Building a Strong Team
A second requirement for doing business in Russia is to find the right people. As is always the case in business, you need to find the right people and build a balanced team. How do you do it? At the beginning, companies would bring expatriates here. Now they find that Russians can do a much better job since they know the local markets and local people and can achieve results. So you need a team that is balanced, and balanced at every level. If you build organizations, for example response centers, you need to build links between an American response center and a Russian response center. In order to be successful, you must find a team that genuinely desires to be so, not just for political purposes but to achieve results.
Understanding the Culture
The culture here is a different problem. When I was working on the four international startups that involved me in Russian research and development, I spent the greatest part of my time facilitating communications. Americans have a very effective approach. They give instructions that are transmitted throughout an organization. But Russians who grew up under the Marxist-Leninist philosophy have always been told that they need to find out why they are doing what they are doing. This makes it very hard to achieve anything.
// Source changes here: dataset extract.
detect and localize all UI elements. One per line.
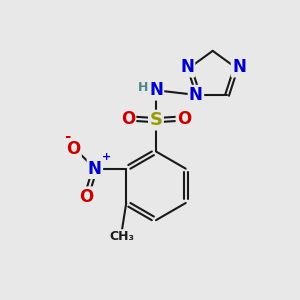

To anyone who would like to understand the Russian mentality, I recommend that you start by visiting the Kremlin, where you will see two important things: a cannon that was the largest in the world and has never fired a shot; and the largest bell in the world, which has never been rung once. I should also tell you that I was involved in the development of a rocket that was launched twice and never used again. While Russians have very good conceptual and philosophical capabilities that date from the times of Dostoevsky and Tolstoy, you need to be patient in order to understand how this conceptual thinking can be used in your program to achieve results.
With these points in mind, I would like to finish with a joke about the role of technology in the world: when Americans invent something, Asians organize its mass production, Europeans speak about the lost opportunity, and Russians speak about priorities.